24 Mai 2008 Publié dans #nouvelles


LE SORCIER VERT

 

 Même les endroits les plus déshérités sous le ciel – comme la banlieue de la triste cité où j’habite- peuvent receler des gemmes dans leurs profondeurs, abriter des oasis de beauté, et réserver de sacrées surprises !

Le jardin de Miguel, par exemple.

Je connais l’existence de cet endroit caché depuis presque un mois. Le secret du jardinier, en revanche, je l’ai découvert avant-hier seulement. Une histoire incroyable, qui me laisse pantois… Heureusement, je la tiens d’une personne équilibrée et digne de foi, comme vous allez le voir. Sinon, il y a des chances pour que vous n’ayez jamais pu la lire, cette histoire que je me décide enfin à transcrire aujourd’hui.

 

A deux pâtés d’immeubles de mon appartement, au pied d’une barre de barre HLM de vingt étages, se trouve une petite impasse où s’alignent d’un côté des portes de garages rouillées. C’est derrière l’une d’elles que se dissimule le fameux jardin. Un espace de six mètres sur cinq à peine, mais il ouvre sur un autre monde.

Il n’y a plus de toit. Sitôt franchie la brèche laissée libre par la porte coulissante, aujourd’hui bloquée, on est on est aveuglé par la lumière. Elle tombe sur vous d’en haut comme d’une cataracte, d’un robinet géant, vous écrase les paupières, vous dégouline dans le cou … Lorsque vous rouvrez les yeux, vous découvrez à vos pieds un grand damier aux carreaux verts et bruns : de la terre véritable ! de l’herbe !

La plupart des habitants du quartier n’en n’ont jamais vu, comme tout ce qui pousse au milieu d’ailleurs : des légumes, des fruits, quelques fleurs… Quant à moi, après des lustres de consommation ininterrompue de boites de conserve, de sachets déshydratés, de contemplation de plantes en plastique, je ne vous dis pas quel bonheur c’est de pouvoir à nouveau regarder, toucher, goûter d’humbles produits de la terre tels que des radis, de minuscules salades, une ou deux groseilles !

Et tout ça, on le doit à Miguel, que tout le monde ici adore, même si personne ne sait d’où il vient.

Il faut dire qu’il n’hésite pas à faire profiter autrui des trésors qui naissent de ces gestes et procédés mystérieux, lointains, cabalistiques, qu’il accomplit devant les enfants ou les visiteurs.

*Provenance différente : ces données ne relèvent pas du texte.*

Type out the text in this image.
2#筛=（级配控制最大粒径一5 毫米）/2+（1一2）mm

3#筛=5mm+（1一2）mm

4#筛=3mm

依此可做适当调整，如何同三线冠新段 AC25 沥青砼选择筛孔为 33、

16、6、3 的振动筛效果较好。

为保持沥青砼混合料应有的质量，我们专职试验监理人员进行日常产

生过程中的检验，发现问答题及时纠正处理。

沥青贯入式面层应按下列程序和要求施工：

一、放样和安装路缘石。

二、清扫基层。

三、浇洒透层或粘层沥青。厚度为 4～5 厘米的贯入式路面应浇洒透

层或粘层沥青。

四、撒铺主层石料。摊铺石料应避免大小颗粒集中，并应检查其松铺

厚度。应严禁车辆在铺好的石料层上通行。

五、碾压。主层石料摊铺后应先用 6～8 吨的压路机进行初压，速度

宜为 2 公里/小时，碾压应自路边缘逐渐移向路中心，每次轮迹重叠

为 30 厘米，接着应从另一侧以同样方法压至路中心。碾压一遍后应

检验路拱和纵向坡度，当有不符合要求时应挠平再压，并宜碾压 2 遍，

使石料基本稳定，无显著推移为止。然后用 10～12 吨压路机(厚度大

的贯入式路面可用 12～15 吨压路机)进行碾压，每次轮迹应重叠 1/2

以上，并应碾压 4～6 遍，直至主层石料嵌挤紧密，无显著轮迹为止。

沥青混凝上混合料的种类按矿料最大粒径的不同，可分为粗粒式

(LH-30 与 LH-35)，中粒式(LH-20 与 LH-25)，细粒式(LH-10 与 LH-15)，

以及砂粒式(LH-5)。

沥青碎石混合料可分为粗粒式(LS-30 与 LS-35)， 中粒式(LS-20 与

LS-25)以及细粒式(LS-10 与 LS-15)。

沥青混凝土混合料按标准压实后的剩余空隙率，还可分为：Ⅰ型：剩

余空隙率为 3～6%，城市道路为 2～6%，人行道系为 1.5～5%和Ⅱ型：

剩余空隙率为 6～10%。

Il creuse, retourne le sol avec des instruments archaïques, jette quelque chose dedans, rebouche, racle, verse un peu d’eau deux fois par jour, et surtout, avec une patience infinie, il attend…

Miguel est un sorcier, un sorcier vert.

En blue-jean, en tenue de travail, en tailleur ou en costume, mais toujours avec un sac ou un panier à la main, on accourt de partout vers son jardin enchanté… Miguel ne refuse jamais de céder ce qu’il met tant de temps à faire naître du sol de son minuscule lopin de terre cerné par les tours, les barres, les rues et les échangeurs. Et en plus, il ne vend pas cher.

Qui est-il au juste ?

Personne ne sait d’où il vient et ce qu’il a faisait avant de s’établir ici. Quelles circonstances l’ont amené chez nous ? Comment a t-il découvert cette enclave de terrain inconnue de nous, les riverains, les habitants de longue date ?

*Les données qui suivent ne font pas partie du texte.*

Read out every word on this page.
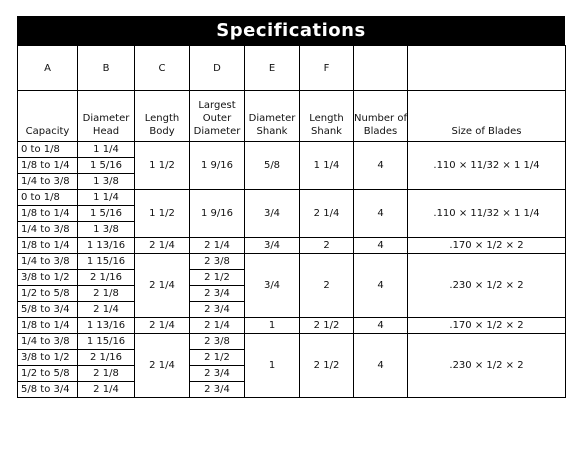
Specifications
A	B	C	D	E	F		
Capacity	Diameter Head	Length Body	Largest Outer Diameter	Diameter Shank	Length Shank	Number of Blades	Size of Blades
0 to 1/8	1 1/4	1 1/2	1 9/16	5/8	1 1/4	4	.110 × 11/32 × 1 1/4
1/8 to 1/4	1 5/16						
1/4 to 3/8	1 3/8						
0 to 1/8	1 1/4	1 1/2	1 9/16	3/4	2 1/4	4	.110 × 11/32 × 1 1/4
1/8 to 1/4	1 5/16						
1/4 to 3/8	1 3/8						
1/8 to 1/4	1 13/16	2 1/4	2 1/4	3/4	2	4	.170 × 1/2 × 2
1/4 to 3/8	1 15/16	2 1/4	2 3/8	3/4	2	4	.230 × 1/2 × 2
3/8 to 1/2	2 1/16		2 1/2				
1/2 to 5/8	2 1/8		2 3/4				
5/8 to 3/4	2 1/4		2 3/4				
1/8 to 1/4	1 13/16	2 1/4	2 1/4	1	2 1/2	4	.170 × 1/2 × 2
1/4 to 3/8	1 15/16	2 1/4	2 3/8	1	2 1/2	4	.230 × 1/2 × 2
3/8 to 1/2	2 1/16		2 1/2				
1/2 to 5/8	2 1/8		2 3/4				
5/8 to 3/4	2 1/4		2 3/4				
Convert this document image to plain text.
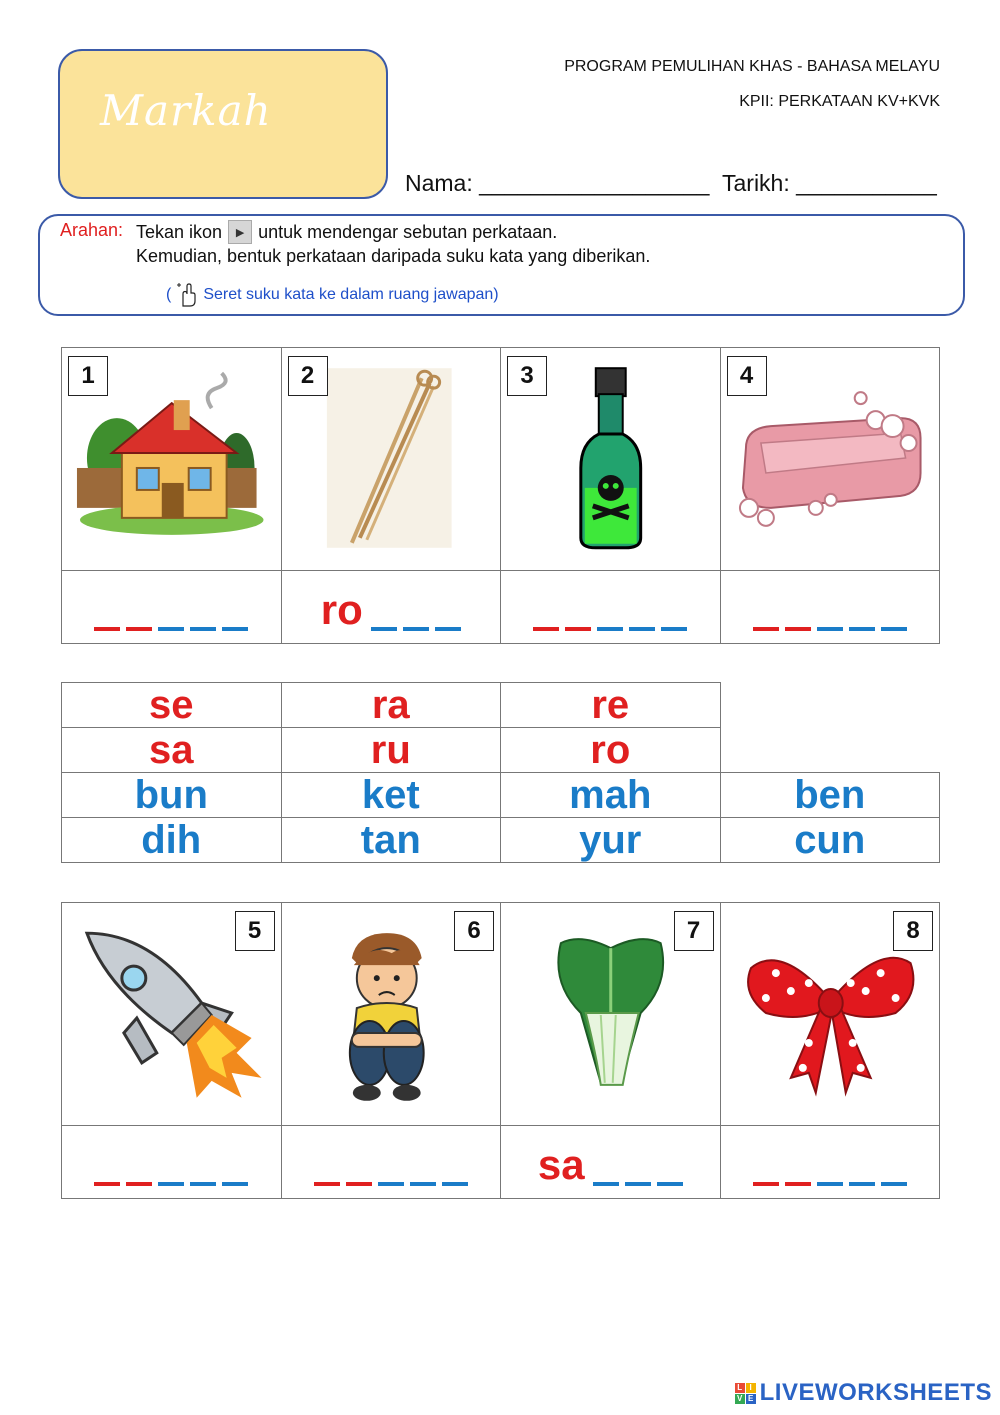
Markah
PROGRAM PEMULIHAN KHAS - BAHASA MELAYU
KPII: PERKATAAN KV+KVK
Nama: __________________ Tarikh: ___________
Arahan: Tekan ikon	▶ untuk mendengar sebutan perkataan.
Kemudian, bentuk perkataan daripada suku kata yang diberikan.
( Seret suku kata ke dalam ruang jawapan)
1	2	3	4

	ro		

se	ra	re	
sa	ru	ro	
bun	ket	mah	ben
dih	tan	yur	cun
5	6	7	8

		sa	

L I
V E LIVEWORKSHEETS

Le peu qu’on sait, c’est qu’un jour, il y a quelques mois, le facteur lui a remis une carte postale expédiée d’un pays d’Amérique du Sud. Sur un arrière-plan de jungle ou de forêt vierge, on y voyait des groupes de paysans circulant parmi des soldats en armes…

Miguel, qui a le poil abondant et le teint cuivré, est-il originaire d’Amérique du Sud ? Un Indien ? A-t-il cultivé des substances illicites en Colombie ? En a-t-il consommé ? Autant de questions sans réponses.

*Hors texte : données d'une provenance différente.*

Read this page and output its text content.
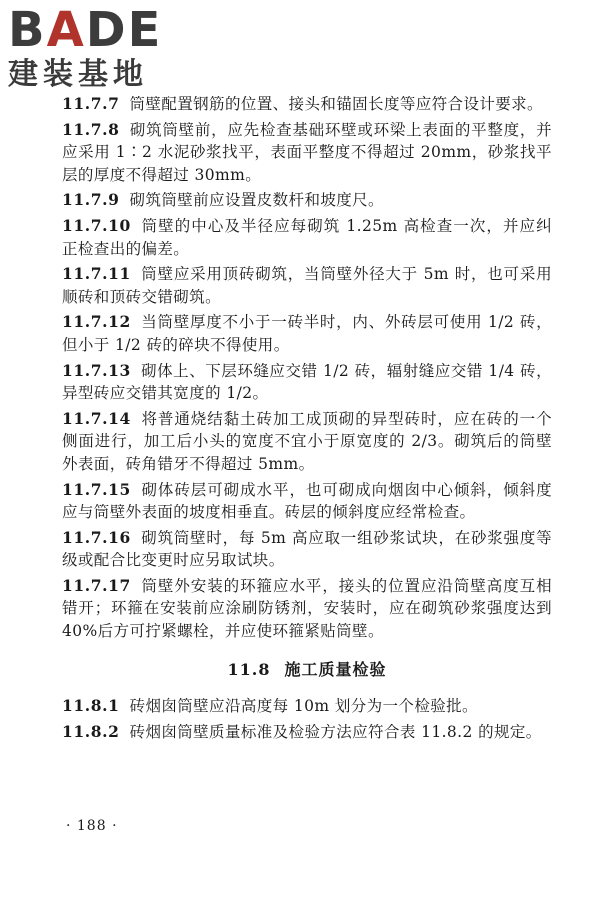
B A DE
建装基地

11.7.7 筒壁配置钢筋的位置、接头和锚固长度等应符合设计要求。

11.7.8 砌筑筒壁前，应先检查基础环壁或环梁上表面的平整度，并应采用 1∶2 水泥砂浆找平，表面平整度不得超过 20mm，砂浆找平层的厚度不得超过 30mm。

11.7.9 砌筑筒壁前应设置皮数杆和坡度尺。

11.7.10 筒壁的中心及半径应每砌筑 1.25m 高检查一次，并应纠正检查出的偏差。

11.7.11 筒壁应采用顶砖砌筑，当筒壁外径大于 5m 时，也可采用顺砖和顶砖交错砌筑。

11.7.12 当筒壁厚度不小于一砖半时，内、外砖层可使用 1/2 砖，但小于 1/2 砖的碎块不得使用。

11.7.13 砌体上、下层环缝应交错 1/2 砖，辐射缝应交错 1/4 砖，异型砖应交错其宽度的 1/2。

11.7.14 将普通烧结黏土砖加工成顶砌的异型砖时，应在砖的一个侧面进行，加工后小头的宽度不宜小于原宽度的 2/3。砌筑后的筒壁外表面，砖角错牙不得超过 5mm。

11.7.15 砌体砖层可砌成水平，也可砌成向烟囱中心倾斜，倾斜度应与筒壁外表面的坡度相垂直。砖层的倾斜度应经常检查。

11.7.16 砌筑筒壁时，每 5m 高应取一组砂浆试块，在砂浆强度等级或配合比变更时应另取试块。

11.7.17 筒壁外安装的环箍应水平，接头的位置应沿筒壁高度互相错开；环箍在安装前应涂刷防锈剂，安装时，应在砌筑砂浆强度达到 40%后方可拧紧螺栓，并应使环箍紧贴筒壁。

11.8 施工质量检验

11.8.1 砖烟囱筒壁应沿高度每 10m 划分为一个检验批。

11.8.2 砖烟囱筒壁质量标准及检验方法应符合表 11.8.2 的规定。

· 188 ·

Il y a aussi une anecdote que racontent les gosses, un truc comme ils les aiment : merveilleux, poétique et en même temps vaguement effrayant : il a des fleurs qui lui poussent sur le crâne – des espèces de pâquerettes – et il est obligé de se les raser… Alex, Marion, Béchir et une demi-douzaine de leurs copains jurent l’avoir surpris en train de se livrer à cette opération plus d’une fois.

On peut sourire. Je n’aurais moi-même pas éprouvé le besoin de rapporter cette histoire si Martina Ray, mon médecin et une femme en qui j’ai une absolue confiance, ne m’avait narré récemment l’histoire qui suit. Croyez-là ou pas. Mais rappelez-vous. Martina est quelqu’un de sérieux, avec la tête sur les épaules. Même si, pour une fois, comme il arrive aux meilleurs, elle semble avoir un peu perdu les pédales…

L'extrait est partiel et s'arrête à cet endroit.